You are confusing a "Right to hear" with a "Requirement to listen." They are not the same thing.
When a person decides to shut down speech of another, because they do not wish to hear it, they are denying other people the opportunity to hear (or read) that speech. This is one of the multitudinous arguments laid out by Mill, and he does a very good job of it too. (Being a classical empiricist.) Instead of shutting somebody down, therefore, the most societally forward thinking way to approach the problem is to recuse ONESELF, not to shut the OTHER down. This removes yourself from the conversation, and thus allows you to not hear any further dialog-- without removing the ability of other people to listen to the guy on the soapbox, if they so choose.
In instances where the other person is harassing you, and will not relent when you attempt such recusal, the various anti-harassment laws on the books are a good place to start from. This can physically prevent the person from being in your proximity, for instance. It does not prevent them from speaking to other people though, which is why it is preferential to using socially dynamic ways of shutting people down. (like the mansplaining phenomenon)
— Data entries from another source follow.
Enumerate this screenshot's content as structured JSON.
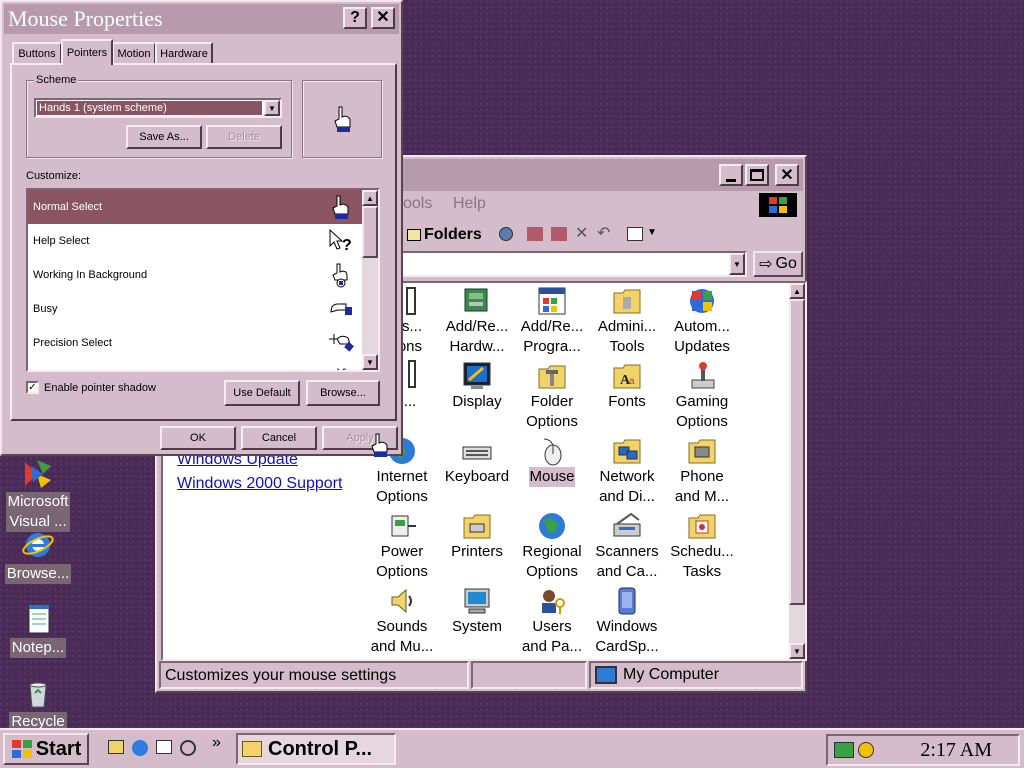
{
  "desktop": {
    "icons": [
      {
        "label": "Microsoft\nVisual ...",
        "icon": "visual-studio-icon"
      },
      {
        "label": "Browse...",
        "icon": "internet-explorer-icon"
      },
      {
        "label": "Notep...",
        "icon": "notepad-icon"
      },
      {
        "label": "Recycle",
        "icon": "recycle-bin-icon"
      }
    ]
  },
  "control_panel": {
    "menu": {
      "tools": "ools",
      "help": "Help"
    },
    "toolbar": {
      "folders": "Folders",
      "go": "Go"
    },
    "links": {
      "windows_update": "Windows Update",
      "win2000_support": "Windows 2000 Support"
    },
    "icons": [
      {
        "label": "...ss...\nptions"
      },
      {
        "label": "Add/Re...\nHardw...",
        "icon": "add-hardware-icon"
      },
      {
        "label": "Add/Re...\nProgra...",
        "icon": "add-remove-programs-icon"
      },
      {
        "label": "Admini...\nTools",
        "icon": "admin-tools-icon"
      },
      {
        "label": "Autom...\nUpdates",
        "icon": "automatic-updates-icon"
      },
      {
        "label": "/Ti..."
      },
      {
        "label": "Display",
        "icon": "display-icon"
      },
      {
        "label": "Folder\nOptions",
        "icon": "folder-options-icon"
      },
      {
        "label": "Fonts",
        "icon": "fonts-icon"
      },
      {
        "label": "Gaming\nOptions",
        "icon": "gaming-options-icon"
      },
      {
        "label": "Internet\nOptions",
        "icon": "internet-options-icon"
      },
      {
        "label": "Keyboard",
        "icon": "keyboard-icon"
      },
      {
        "label": "Mouse",
        "icon": "mouse-icon"
      },
      {
        "label": "Network\nand Di...",
        "icon": "network-icon"
      },
      {
        "label": "Phone\nand M...",
        "icon": "phone-modem-icon"
      },
      {
        "label": "Power\nOptions",
        "icon": "power-options-icon"
      },
      {
        "label": "Printers",
        "icon": "printers-icon"
      },
      {
        "label": "Regional\nOptions",
        "icon": "regional-options-icon"
      },
      {
        "label": "Scanners\nand Ca...",
        "icon": "scanners-cameras-icon"
      },
      {
        "label": "Schedu...\nTasks",
        "icon": "scheduled-tasks-icon"
      },
      {
        "label": "Sounds\nand Mu...",
        "icon": "sounds-icon"
      },
      {
        "label": "System",
        "icon": "system-icon"
      },
      {
        "label": "Users\nand Pa...",
        "icon": "users-passwords-icon"
      },
      {
        "label": "Windows\nCardSp...",
        "icon": "cardspace-icon"
      }
    ],
    "status": {
      "text": "Customizes your mouse settings",
      "zone": "My Computer"
    }
  },
  "mouse_properties": {
    "title": "Mouse Properties",
    "tabs": [
      "Buttons",
      "Pointers",
      "Motion",
      "Hardware"
    ],
    "active_tab": "Pointers",
    "scheme": {
      "label": "Scheme",
      "value": "Hands 1 (system scheme)",
      "save_as": "Save As...",
      "delete": "Delete"
    },
    "customize_label": "Customize:",
    "cursors": [
      {
        "name": "Normal Select",
        "icon": "hand-pointer-icon"
      },
      {
        "name": "Help Select",
        "icon": "help-select-icon"
      },
      {
        "name": "Working In Background",
        "icon": "working-hand-icon"
      },
      {
        "name": "Busy",
        "icon": "busy-hand-icon"
      },
      {
        "name": "Precision Select",
        "icon": "precision-hand-icon"
      }
    ],
    "shadow": {
      "label": "Enable pointer shadow",
      "checked": true
    },
    "use_default": "Use Default",
    "browse": "Browse...",
    "ok": "OK",
    "cancel": "Cancel",
    "apply": "Apply"
  },
  "taskbar": {
    "start": "Start",
    "task": "Control P...",
    "clock": "2:17 AM",
    "chevron": "»"
  }
}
I WOULD go so far as to say "It is in your best interests to listen, even when you disagree with what is being said", rather than do the recusal and duck out-- At least if you are actually interested in obtaining empirical truths about the topics of the discourse. Mill mentions this as well, giving several noteworthy examples. He refers to it as "the combination of opposites." He supposes that each side will have some portion of the empirical truth, but with a lot of subjective bias, favoring the individual speaker's internal world views. To reach a neutral opinion of truth, one must wade through the quagmire of all opposing views, and distill the verifiable essences from all parties. This means that if your goal is truth or knowledge, you cannot just summarily dismiss another person's rhetoric. It *IS* mentally taxing, but if your goal is truth, it is the only way forward.
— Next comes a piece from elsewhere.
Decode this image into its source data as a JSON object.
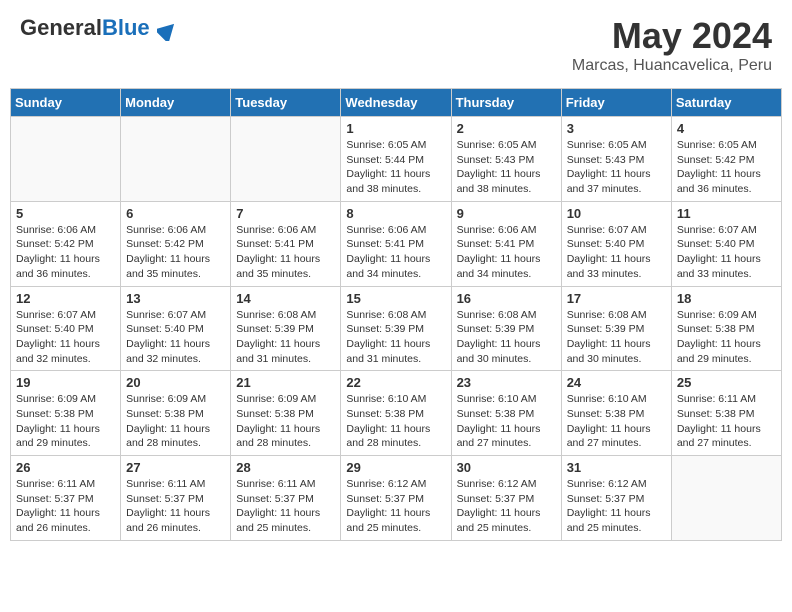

Combined with the prior, any person seeking such truth has a requirement to listen and hear the views being expressed, even if you yourself do not. Shutting down that speech, because you find it offensive, prevents the truth seeker from getting that speech, and denies them valuable sources of information. (There are all kinds of information to be gleaned from even purely propagandist speech, that is completely non-factual on the face of what is being discussed! The language of the propagandist, the sources they cite, and a number of other things are all of value to a person seeking universal and neutral truth of the topic!!)